The rest of the special features are pretty solid, too. Deleted scenes are always an intriguing inclusion, even if it’s fairly obvious why they were cut. There are behind-the-scenes videos of the filmmaker’s trip to comic-con and a making-of featurette that incorporates most of the cast. On other films viewers usually just want to see a lot of the star, but fans of Black Dynamite will certainly value the rest of the cast’s input in the bonus material.

That’s because the supporting cast is an impressive bunch. The aforementioned Arsenio Hall manages to stay within the situation and not blow it up with his occasionally outlandish humor. Tommy Davidson, as Cream Corn, is given most of the screen time and fills it well with his quick quips. Each of the supporting players complements White and the film nicely, though. Even when they’re not given much screen time, they all leave their subtle (or not so subtle) mark on the movie.

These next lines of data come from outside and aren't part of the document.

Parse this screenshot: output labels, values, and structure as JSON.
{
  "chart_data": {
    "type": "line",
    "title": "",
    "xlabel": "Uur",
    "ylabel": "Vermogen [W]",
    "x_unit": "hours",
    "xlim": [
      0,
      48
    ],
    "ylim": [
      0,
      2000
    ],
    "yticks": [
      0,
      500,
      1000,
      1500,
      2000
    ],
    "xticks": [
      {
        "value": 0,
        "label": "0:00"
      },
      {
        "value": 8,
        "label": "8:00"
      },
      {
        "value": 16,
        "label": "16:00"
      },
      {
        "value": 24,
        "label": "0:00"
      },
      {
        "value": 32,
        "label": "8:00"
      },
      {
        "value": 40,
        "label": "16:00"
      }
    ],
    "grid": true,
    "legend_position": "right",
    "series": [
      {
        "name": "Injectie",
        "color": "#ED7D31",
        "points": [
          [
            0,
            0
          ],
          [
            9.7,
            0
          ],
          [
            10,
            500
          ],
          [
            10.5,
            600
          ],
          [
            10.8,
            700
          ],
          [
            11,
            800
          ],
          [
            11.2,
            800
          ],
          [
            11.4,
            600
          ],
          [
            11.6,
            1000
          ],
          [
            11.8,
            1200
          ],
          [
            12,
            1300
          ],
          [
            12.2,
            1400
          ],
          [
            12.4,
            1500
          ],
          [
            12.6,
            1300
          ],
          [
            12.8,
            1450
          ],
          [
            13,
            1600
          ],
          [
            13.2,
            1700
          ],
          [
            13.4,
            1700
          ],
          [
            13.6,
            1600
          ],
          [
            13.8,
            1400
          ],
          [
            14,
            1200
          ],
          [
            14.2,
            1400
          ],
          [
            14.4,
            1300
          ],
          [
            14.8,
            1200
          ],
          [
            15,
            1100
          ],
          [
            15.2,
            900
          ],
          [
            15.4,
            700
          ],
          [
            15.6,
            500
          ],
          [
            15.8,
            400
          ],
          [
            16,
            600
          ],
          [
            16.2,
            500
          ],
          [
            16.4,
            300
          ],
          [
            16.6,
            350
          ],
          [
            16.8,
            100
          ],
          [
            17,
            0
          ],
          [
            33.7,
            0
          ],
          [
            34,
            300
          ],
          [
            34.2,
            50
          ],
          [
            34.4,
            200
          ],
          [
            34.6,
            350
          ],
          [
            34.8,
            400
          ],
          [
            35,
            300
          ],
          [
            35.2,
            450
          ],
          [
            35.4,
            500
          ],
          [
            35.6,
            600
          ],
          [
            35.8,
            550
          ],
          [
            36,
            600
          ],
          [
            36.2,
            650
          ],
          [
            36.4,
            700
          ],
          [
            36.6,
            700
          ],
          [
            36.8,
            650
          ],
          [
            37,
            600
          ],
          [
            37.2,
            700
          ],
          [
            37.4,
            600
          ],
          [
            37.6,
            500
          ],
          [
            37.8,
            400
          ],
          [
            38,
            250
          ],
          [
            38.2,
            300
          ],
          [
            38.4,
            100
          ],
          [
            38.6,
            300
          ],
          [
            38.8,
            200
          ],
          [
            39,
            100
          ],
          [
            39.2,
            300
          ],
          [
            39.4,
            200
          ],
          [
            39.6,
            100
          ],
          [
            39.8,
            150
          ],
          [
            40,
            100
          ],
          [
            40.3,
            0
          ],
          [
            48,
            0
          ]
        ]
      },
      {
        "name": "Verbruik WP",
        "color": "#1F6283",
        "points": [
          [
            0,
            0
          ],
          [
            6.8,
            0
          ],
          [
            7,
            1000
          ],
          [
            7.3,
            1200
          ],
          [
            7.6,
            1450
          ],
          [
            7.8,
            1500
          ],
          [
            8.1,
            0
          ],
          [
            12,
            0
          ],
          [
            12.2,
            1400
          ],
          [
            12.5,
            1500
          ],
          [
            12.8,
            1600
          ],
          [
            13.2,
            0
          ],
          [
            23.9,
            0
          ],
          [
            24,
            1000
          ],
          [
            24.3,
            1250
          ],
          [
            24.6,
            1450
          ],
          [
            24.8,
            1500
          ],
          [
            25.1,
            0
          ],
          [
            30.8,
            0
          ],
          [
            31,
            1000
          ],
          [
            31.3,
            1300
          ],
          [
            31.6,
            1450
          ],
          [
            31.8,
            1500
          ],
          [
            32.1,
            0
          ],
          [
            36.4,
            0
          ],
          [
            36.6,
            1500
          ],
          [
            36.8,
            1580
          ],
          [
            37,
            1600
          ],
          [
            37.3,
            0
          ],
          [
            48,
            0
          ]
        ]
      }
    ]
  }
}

The lines provided them certainly help, though. Other than a few extraneous details that bog down a few scenes, the screenwriting team really nailed their goal.

Black Dynamite is an extremely entertaining satire whether you understand the genre’s history or not. The deliberate gaffes allow everyone to immediately engage with the film’s ridiculous nature. It’s not quite a classic, but Black Dynamite carves itself a niche in the genre all its own.